I looked away and when I spoke, panic injected a wavering tinge in my voice. “Put my socks back on, Clay. Hurry, I don’t want to see it.”

“Shh.” He cupped my blotchy red and painfully numb feet between his palms and rubbed warmth into them, careful to avoid the areas where layers of skin had been worn away. “You’re okay. You’re going to be fine.”

I sniffed and dragged the back of my hand over my eyes. My fingers trembled, and my skin came away damp.

“Timothy, hand me my other bottle of water and that roll of gauze.”

Timothy scrambled to obey him, but I shook my head. “No! No, not your water. And the gauze. If someone’s hurt—”

“You’re hurt,” Clay said, and the undercurrent of steel in his voice silenced me. I tried to pull away when Timothy handed him the bottle of water but stilled when he said, “If you keep fighting me, I’ll end up spilling most of the water.”

Tears streaked down my dirty cheeks as Clay poured water into his cupped hand and bathed the wounds on my feet. Timothy recapped the bottle and tucked it into the backpack as Clay dried my feet with the tail of his shirt then accepted the roll of gauze Timothy had found in the bottom of the bag. Timothy sat beside me again and clasped my hand tightly.
 

I couldn’t explain to either of them that my tears weren’t from pain. The abraded, gaping wounds stung with the ferocity of having dozens of needles driven into my skin. But, in truth, I didn’t know why I was crying.

Clay’s hands were gentle as he wrapped my feet. He had draped my grimy socks over his thigh, and he hesitated once he tied the ends of the gauze and secured the bandages. “I hate to do this,” he muttered.

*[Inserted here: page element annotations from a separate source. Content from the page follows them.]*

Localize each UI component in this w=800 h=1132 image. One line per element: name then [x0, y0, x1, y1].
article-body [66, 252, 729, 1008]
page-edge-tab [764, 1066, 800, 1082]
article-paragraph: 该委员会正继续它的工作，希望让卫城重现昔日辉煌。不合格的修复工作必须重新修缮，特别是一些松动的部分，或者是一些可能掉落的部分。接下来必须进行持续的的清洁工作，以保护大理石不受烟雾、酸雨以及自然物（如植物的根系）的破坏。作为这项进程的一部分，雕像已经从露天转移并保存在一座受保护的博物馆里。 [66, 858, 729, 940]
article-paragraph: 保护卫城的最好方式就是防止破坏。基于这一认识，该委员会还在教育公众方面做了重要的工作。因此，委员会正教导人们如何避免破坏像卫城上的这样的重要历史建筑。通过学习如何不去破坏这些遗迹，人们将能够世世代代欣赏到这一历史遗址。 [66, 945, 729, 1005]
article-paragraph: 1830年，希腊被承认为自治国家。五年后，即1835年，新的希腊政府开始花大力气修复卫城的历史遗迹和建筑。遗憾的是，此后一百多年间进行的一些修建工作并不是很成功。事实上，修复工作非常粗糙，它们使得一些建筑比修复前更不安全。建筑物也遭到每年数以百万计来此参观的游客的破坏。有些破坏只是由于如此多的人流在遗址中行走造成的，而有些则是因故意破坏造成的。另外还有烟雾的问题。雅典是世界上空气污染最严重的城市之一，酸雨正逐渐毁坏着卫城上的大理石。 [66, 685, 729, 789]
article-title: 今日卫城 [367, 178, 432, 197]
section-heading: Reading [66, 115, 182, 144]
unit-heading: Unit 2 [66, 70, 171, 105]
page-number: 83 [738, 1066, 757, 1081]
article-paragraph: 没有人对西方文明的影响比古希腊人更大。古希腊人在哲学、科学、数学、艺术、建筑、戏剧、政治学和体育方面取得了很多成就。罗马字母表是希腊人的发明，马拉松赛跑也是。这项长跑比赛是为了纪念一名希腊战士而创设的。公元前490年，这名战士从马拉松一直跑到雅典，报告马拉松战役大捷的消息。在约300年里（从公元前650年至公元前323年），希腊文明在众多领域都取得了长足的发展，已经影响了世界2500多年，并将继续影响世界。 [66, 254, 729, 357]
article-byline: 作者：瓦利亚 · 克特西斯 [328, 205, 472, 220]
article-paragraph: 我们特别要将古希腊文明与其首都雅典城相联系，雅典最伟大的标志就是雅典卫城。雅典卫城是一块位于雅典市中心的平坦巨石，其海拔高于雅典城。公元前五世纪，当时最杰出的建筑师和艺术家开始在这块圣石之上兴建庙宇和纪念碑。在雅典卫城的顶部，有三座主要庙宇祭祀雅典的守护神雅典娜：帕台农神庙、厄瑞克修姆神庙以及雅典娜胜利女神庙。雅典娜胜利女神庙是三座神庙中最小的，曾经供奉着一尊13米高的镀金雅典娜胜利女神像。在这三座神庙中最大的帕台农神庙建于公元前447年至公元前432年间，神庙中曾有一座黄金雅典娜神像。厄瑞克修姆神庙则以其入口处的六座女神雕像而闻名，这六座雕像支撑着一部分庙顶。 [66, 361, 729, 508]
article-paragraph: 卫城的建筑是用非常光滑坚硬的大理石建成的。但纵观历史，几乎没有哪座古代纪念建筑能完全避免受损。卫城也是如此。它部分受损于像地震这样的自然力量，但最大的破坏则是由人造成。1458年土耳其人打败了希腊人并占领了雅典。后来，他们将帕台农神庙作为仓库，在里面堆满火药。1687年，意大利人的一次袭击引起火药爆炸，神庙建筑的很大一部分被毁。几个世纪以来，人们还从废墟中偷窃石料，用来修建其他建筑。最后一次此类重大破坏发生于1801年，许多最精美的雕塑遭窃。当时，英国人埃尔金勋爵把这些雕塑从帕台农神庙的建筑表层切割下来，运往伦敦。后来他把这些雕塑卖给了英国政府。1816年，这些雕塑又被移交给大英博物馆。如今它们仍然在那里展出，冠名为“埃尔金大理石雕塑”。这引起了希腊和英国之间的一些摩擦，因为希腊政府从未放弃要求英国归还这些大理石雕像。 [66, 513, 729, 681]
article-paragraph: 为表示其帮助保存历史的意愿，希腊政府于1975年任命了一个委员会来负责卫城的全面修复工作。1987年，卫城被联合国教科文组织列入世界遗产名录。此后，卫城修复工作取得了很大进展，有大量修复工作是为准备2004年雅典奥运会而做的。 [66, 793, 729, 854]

I released Timothy’s hand to scrub the moisture from my face. “We have to keep going.”

He blew out a breath. “I know.” He rolled my socks back over my feet, fitted the plastic bags over them, and then slipped my boots on, bracing them on his knees to tie the laces.

I stared at him as he stood, and then he leaned down and pressed his lips to mine in a swift, hard caress. I blinked as he straightened and tucked a hand under my elbow to help me to my feet.
 

“Do you think you can manage okay?”
 

I knew my own eyes were wide, and Timothy’s gaze bounced back and forth between us.
 

“Of course.” My voice trembled, but I cleared my throat and bent to hoist the backpack onto my shoulders. Timothy made a sound of protest, but I said as I started out, “Everyone shares the load.”

As I walked, my muscles warmed and the stiffness eased, but the endless hours of high stepping through meadows filled with snow, slogging through half-frozen bogs, and picking a way over the increasingly rocky terrain was exhausting. There was no trail, our only directional guide the hazy sun.

Our southwest heading took us in a long, slow descent, and by the time the glare of the sun had moved into the western sky, my knees protested, the joints feeling as if the bones were grinding together with every step. The gauze protecting the sores on my feet provided some relief from the chafing of the rough wool, but the farther we walked, the more it felt like hot razors raked over my flesh. My jaw ached from clenching my teeth against the pain, and my lips were cracked and chapped.

I had my head down, trudging along with numb purpose, when Clay said, “Finch, stop.”

The low urgency in his voice froze me in place, and I looked up, taking in our surroundings. We had just entered a snow-laden, marshy break in the forest, and no more than ten feet in front of me stood a moose with two calves. A squeak of alarm escaped before I could contain it, and I tensed, ready to run.